The unpredictable encounters are located on the ground floor of the Macro Tower, in one of the busiest areas of the city and home to Banco Macro, which is once again taking the initiative to partner with Meridiano to accompany a new edition of NODO as the main sponsor.
NODE 2025
In this setting, the works take on the challenge of reflecting on themselves within this imposing glass space, with its white floors, tall columns, and a wealth of movement unrelated to the art world. Thus, winks and connections are created between Lola Goldstein 's naive scenarios, which begin on the wall and extend to her flower ceramics, which appropriate ancestral oriental repertoires and extend to the other end of the room to reach out to Miranda Sarkis 's drawings, which demonstrate a love for manual labor in the same way that Elida Mendoza also does through ceramics, carrying the legacy of a technique that would otherwise be lost.
Similarly, the objects by Lilia Lucas and Candelaria Aaset , who display their chaguar vessels – containers of secrets and memories – propose to erase the boundaries between art and craftsmanship.

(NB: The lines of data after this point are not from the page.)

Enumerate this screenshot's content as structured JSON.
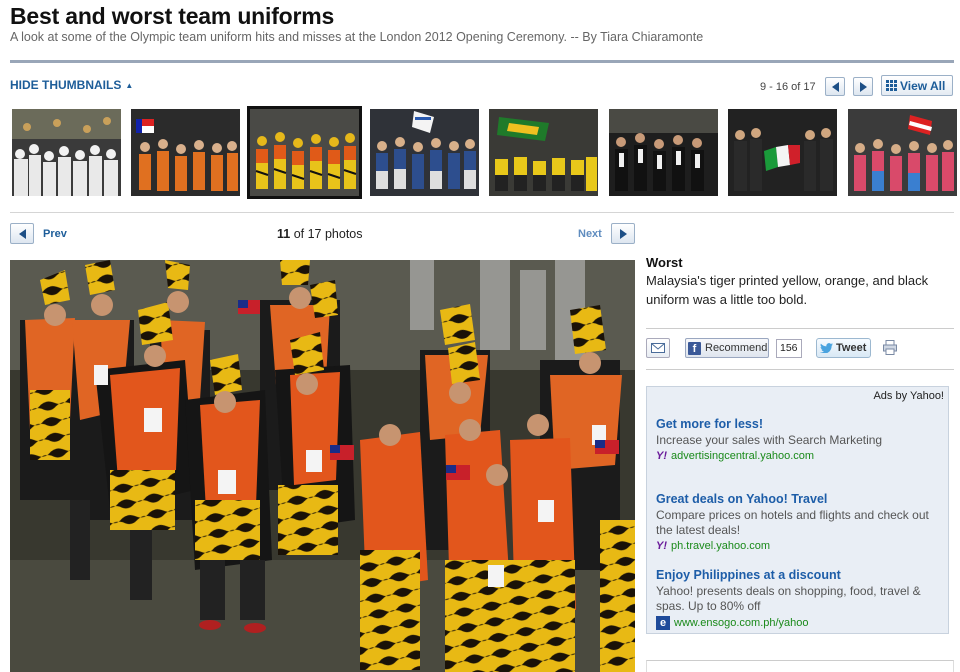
{
  "page": {
    "title": "Best and worst team uniforms",
    "subtitle": "A look at some of the Olympic team uniform hits and misses at the London 2012 Opening Ceremony. -- By Tiara Chiaramonte"
  },
  "gallery": {
    "hide_thumbnails_label": "HIDE THUMBNAILS",
    "range_text": "9 - 16 of 17",
    "view_all_label": "View All",
    "thumbnails": [
      {
        "icon": "crowd-white-photo"
      },
      {
        "icon": "flag-orange-photo"
      },
      {
        "icon": "tiger-uniform-photo",
        "selected": true
      },
      {
        "icon": "flag-blue-photo"
      },
      {
        "icon": "yellow-team-photo"
      },
      {
        "icon": "dark-team-photo"
      },
      {
        "icon": "italy-flag-photo"
      },
      {
        "icon": "flag-pink-photo"
      }
    ]
  },
  "navigation": {
    "prev_label": "Prev",
    "next_label": "Next",
    "current": "11",
    "of_text": "of 17 photos"
  },
  "caption": {
    "heading": "Worst",
    "text": "Malaysia's tiger printed yellow, orange, and black uniform was a little too bold."
  },
  "share": {
    "recommend_label": "Recommend",
    "recommend_count": "156",
    "tweet_label": "Tweet"
  },
  "ads": {
    "header": "Ads by Yahoo!",
    "items": [
      {
        "title": "Get more for less!",
        "desc": "Increase your sales with Search Marketing",
        "url": "advertisingcentral.yahoo.com",
        "icon": "yahoo-icon"
      },
      {
        "title": "Great deals on Yahoo! Travel",
        "desc": "Compare prices on hotels and flights and check out the latest deals!",
        "url": "ph.travel.yahoo.com",
        "icon": "yahoo-icon"
      },
      {
        "title": "Enjoy Philippines at a discount",
        "desc": "Yahoo! presents deals on shopping, food, travel & spas. Up to 80% off",
        "url": "www.ensogo.com.ph/yahoo",
        "icon": "ensogo-icon"
      }
    ]
  },
  "colors": {
    "link": "#1d5d99",
    "rule": "#99a6b8",
    "ad_bg": "#e9eef5"
  }
}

At the other end of the room, sculptures in cedar wood, glass, plaster, and synthetic hair by Carlos Aguirre rise and meet the powerful and diabolical characters featured in the drawings by Sofía Rossa , representative of the new art scene in Rafaela, and a lapidary phrase made of enameled iron, subtle and elegant, by the artist Sol Quirincich , a piece that is part of an extensive body of work she carried out in connection with the work, history, and figure of Lola Mora . "A very small thing in appearance" can be read from a distance. That's what the press said about the great sculptor, underestimating the magnitude of her impeccable talent.
Finally, there's a small area that receives all the afternoon light through the building's large windows. A haven for the beaded pieces by Santa Fe-born Román Vitali and the small bronze, nickel silver, copper, and cement pieces by Patricia Spessot , which cast a poetic and malleable shadow that transforms as the daylight hours pass.
NODE 2025
These artists are just a handful of the extensive and diverse group that makes up "Unpredictable Encounters," which opens the door to the possibility of creating a unique visual map and treasuring what the eye captures, sowing spontaneous hints that go beyond the three islands proposed by Marmor, facing the possibility of expanding our present.
"The time has come to reforest our imagination," Lara states when referring to a speech by Krenak that proposes "expanding the scope of our vision and trusting in the construction of new and solid emotional alliances" to return to the city, to life in the concrete, from where we can think of a plan B, a more utopian, free, and powerful scenario . In his text, Marmor revives the idea of "a poetics of urbanism," something that needs to be debated not only here but throughout the world.
Chaguar vessels by Lilia Lucas and Candelaria Aaset, through Casa Galería, Salta.
However, it's curious and encouraging that many of these images come from less chaotic and crowded territories than this one. Let's plant a tree, raise the forest, find spaces for gardens, and reprogram our habitat through art.
The unpredictable encounters can be visited at the Macro Tower (Av. Madero 1172). On Saturday the 10th, at 3:30 p.m., a free guided tour will be offered to the public as part of NODO's Mediation Program.